Gallatin senior Eric Fuchs-Stengel grew up playing video games and working at a Dunkin Donuts in the suburbs of New Jersey’s Bergen County, so-called “Chris Christie Country.” After high school, he figured he’d join the military. Something else happened along the way. He had started spending more time outdoors. While hiking in the mountains of the Ramapough Reservation, Eric caught a glimpse of the suburban sprawl far below. “The human species is so much smaller on a global scale,” he realized. This realization not only gave him a new perspective; it gave him an alternative calling.
“How can I get more people to experience the environment?” Eric wondered. “How do I get people to value nature the way I now do?” His suburban roots were crucial. “New Jersey has made a world of difference,” says Eric. New Jersey’s environmental problems became Eric’s solution. For one thing, there were gaps in local services and leadership. He made the most of the opportunity.

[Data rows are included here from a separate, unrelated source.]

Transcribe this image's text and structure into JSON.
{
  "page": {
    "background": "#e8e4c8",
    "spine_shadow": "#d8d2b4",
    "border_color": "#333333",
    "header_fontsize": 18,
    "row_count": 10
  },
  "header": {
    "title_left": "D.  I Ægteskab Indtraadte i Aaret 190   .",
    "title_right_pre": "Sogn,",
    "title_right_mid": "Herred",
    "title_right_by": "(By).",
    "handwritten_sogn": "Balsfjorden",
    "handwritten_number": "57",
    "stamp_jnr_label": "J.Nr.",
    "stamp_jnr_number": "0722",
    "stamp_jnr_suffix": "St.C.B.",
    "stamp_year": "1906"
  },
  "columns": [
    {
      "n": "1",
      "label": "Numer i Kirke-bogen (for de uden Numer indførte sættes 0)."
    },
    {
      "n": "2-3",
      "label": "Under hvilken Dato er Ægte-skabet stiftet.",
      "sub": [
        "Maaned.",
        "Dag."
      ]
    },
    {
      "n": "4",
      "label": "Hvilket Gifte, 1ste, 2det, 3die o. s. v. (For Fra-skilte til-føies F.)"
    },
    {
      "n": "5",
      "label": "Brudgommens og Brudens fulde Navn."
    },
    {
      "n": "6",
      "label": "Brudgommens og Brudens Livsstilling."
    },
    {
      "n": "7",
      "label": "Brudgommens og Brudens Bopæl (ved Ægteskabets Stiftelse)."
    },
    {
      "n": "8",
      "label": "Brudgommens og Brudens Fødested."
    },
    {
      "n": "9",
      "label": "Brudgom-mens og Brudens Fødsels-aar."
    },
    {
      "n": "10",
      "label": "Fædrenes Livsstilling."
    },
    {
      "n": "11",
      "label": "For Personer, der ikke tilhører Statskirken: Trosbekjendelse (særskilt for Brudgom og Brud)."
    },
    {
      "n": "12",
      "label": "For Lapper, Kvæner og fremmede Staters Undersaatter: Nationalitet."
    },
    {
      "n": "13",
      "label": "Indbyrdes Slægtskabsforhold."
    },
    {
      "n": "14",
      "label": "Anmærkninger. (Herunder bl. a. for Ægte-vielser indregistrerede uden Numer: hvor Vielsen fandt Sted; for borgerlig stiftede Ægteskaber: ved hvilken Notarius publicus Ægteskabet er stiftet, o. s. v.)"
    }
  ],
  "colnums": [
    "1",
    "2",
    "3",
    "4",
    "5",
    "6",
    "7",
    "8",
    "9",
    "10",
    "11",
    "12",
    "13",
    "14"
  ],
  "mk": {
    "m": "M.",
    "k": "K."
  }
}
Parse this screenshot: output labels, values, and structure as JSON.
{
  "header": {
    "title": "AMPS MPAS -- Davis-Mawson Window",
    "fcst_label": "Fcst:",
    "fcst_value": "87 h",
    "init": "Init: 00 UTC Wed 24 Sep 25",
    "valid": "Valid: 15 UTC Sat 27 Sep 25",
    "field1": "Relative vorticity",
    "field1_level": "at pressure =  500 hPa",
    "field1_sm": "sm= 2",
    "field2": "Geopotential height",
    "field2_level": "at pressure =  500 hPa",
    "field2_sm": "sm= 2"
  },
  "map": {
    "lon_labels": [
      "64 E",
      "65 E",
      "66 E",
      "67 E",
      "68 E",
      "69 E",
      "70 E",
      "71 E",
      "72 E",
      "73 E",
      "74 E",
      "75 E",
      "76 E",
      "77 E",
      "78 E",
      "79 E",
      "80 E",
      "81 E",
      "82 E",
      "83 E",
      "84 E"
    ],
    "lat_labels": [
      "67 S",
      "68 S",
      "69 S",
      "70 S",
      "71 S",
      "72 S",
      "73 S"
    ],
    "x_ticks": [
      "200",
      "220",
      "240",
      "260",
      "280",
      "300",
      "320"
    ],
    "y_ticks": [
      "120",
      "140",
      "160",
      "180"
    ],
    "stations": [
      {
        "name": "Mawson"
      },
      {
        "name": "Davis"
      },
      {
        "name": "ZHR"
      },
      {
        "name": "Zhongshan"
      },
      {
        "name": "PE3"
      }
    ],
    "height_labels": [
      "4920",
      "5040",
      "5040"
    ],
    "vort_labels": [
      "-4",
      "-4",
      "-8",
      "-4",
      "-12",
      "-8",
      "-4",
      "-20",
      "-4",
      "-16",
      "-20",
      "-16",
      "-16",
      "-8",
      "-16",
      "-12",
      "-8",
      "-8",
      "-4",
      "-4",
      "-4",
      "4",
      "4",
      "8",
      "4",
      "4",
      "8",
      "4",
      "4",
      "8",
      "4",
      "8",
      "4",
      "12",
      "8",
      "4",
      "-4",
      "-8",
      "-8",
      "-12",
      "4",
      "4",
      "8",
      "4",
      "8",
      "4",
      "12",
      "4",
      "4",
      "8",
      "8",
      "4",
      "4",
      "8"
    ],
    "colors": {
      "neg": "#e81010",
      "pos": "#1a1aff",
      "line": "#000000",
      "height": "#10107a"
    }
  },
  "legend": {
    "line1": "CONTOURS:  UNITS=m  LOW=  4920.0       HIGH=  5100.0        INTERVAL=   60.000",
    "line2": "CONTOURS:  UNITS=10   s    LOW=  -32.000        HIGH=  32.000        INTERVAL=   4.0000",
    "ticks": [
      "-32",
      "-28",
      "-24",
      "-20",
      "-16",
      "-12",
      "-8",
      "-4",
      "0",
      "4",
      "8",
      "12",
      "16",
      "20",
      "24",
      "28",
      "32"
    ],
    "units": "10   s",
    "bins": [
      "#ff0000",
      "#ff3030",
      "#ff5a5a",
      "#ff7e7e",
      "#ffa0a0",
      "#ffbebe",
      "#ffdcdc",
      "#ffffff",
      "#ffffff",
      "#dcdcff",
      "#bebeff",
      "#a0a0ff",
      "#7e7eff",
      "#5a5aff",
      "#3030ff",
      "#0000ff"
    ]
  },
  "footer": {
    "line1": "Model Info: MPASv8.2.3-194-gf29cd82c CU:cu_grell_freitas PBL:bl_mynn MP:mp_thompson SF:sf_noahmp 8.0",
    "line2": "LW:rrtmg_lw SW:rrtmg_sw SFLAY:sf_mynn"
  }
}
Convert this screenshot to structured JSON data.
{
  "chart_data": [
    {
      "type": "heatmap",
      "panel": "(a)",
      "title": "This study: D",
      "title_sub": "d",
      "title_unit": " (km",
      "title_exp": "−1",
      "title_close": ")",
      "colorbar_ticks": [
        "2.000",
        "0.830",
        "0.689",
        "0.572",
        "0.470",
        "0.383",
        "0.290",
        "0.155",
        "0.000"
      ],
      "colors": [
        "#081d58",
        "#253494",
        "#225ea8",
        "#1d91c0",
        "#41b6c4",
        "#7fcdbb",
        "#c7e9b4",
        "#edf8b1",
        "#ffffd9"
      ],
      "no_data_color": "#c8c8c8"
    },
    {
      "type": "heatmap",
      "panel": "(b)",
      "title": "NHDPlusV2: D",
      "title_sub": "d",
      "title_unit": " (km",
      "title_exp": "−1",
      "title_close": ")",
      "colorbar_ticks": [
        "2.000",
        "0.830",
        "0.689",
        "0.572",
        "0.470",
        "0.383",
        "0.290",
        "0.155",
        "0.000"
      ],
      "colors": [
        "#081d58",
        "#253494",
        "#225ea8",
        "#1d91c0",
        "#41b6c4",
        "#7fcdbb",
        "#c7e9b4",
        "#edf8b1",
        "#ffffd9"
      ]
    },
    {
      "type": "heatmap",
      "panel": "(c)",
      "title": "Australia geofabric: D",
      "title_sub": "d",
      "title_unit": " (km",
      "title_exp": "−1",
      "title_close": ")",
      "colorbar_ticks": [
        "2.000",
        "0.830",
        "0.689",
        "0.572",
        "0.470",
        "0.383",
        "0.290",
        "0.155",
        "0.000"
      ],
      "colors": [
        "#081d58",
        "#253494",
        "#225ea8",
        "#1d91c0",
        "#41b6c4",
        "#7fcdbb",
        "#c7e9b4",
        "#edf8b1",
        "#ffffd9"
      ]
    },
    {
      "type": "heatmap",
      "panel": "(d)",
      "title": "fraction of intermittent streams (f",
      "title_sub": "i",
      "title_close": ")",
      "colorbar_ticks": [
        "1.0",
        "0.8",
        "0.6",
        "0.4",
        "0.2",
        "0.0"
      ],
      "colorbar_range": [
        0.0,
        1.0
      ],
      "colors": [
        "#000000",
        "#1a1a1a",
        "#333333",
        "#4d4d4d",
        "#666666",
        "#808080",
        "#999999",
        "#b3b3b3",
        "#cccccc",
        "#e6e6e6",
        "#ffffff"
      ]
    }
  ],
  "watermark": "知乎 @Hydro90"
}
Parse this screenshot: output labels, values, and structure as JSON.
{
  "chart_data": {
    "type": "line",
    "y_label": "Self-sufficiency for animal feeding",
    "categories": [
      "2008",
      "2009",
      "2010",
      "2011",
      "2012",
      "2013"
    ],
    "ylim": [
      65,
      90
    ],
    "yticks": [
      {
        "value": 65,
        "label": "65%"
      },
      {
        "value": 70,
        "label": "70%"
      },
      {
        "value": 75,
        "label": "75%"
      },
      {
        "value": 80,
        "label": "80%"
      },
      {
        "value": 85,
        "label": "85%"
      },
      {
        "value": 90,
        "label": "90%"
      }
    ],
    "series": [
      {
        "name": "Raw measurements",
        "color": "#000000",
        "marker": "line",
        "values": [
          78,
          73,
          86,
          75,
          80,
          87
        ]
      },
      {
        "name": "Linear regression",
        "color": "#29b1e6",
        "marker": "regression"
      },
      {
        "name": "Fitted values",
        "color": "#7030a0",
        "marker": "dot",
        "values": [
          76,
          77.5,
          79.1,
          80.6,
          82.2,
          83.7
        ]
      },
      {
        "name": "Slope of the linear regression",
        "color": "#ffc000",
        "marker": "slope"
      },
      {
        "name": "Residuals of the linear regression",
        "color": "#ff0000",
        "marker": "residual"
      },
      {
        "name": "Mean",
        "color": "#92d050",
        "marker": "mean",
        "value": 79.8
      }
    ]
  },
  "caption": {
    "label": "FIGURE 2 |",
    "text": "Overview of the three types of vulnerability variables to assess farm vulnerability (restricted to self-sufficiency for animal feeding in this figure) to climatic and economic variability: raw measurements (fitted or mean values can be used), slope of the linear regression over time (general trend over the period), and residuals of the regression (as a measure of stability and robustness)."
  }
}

In 2008, when he was a sixteen-year-old junior in high school, Eric founded the Mahwah Environmental Volunteers Organization (MEVO). But there were also gaps in understanding. What does it even mean to be “green”? As Eric points out, for example, there can be a “small net benefit” to “beautification” projects. “Planting non-native flowers is just aesthetic,” Eric says. But as Eric is the first to admit, many of these misunderstandings were also his own.
Indeed, the first wave of MEVO spent most of its time just picking up litter and recycling. “But environmentalism is so much more than just picking up trash; it’s global warming, economics, social justice,” Eric says. “Trash is a product of social-cultural inequality. In 2008, I never would have understood that.” And that’s where his Gallatin education comes in.
“Gallatin has made a dramatic difference,” Eric says, praising professors like Mitchell Joachim, a leader in eco-design, and Amalia Cordova, a theorist and practioner of indigenous film culture. Moreover, the individualized structure of Gallatin made it possible for Eric to grow with MEVO rather than leave it behind. “Gallatin has really supported my career,” Eric says. “It gave me control over my degree,” especially in the form of internship hours and through the Horn Fund for Environmental Research.
“Now my values are totally different,” Eric says. “But core values take so long to put into practice.” Eric cautions, then, against the impatience which might otherwise slow down necessarily gradual processes. Indeed, Eric puts process first. This is not just at the level of his own education. MEVO’s latest project is a working farm in New Jersey. Organic produce is just the beginning. The farm will also host workshops for the young, the disabled and the mentally ill. As Eric says, “it’s a base, a tangible location” where people can be “empowered to practice and embody environmentalism.”
Eric himself feels empowered by his recent distinction as New Jersey’s Environmentalist of the Year. “I’m able to speak at Rotary Clubs and at the Chamber of Commerce,” Eric says. “I have a voice.” For Eric, having a voice is not the same as having a pulpit or holding office. “I want to break down political boundaries and bring environmentalism to a human, de-polarized level,” Eric says. “People at NYU can afford a university education. It’s our duty to take environmentalism on ourselves. I realized in college that I’m extremely privileged. If anything resonates in my story, it’s that I realized I could make a better future.”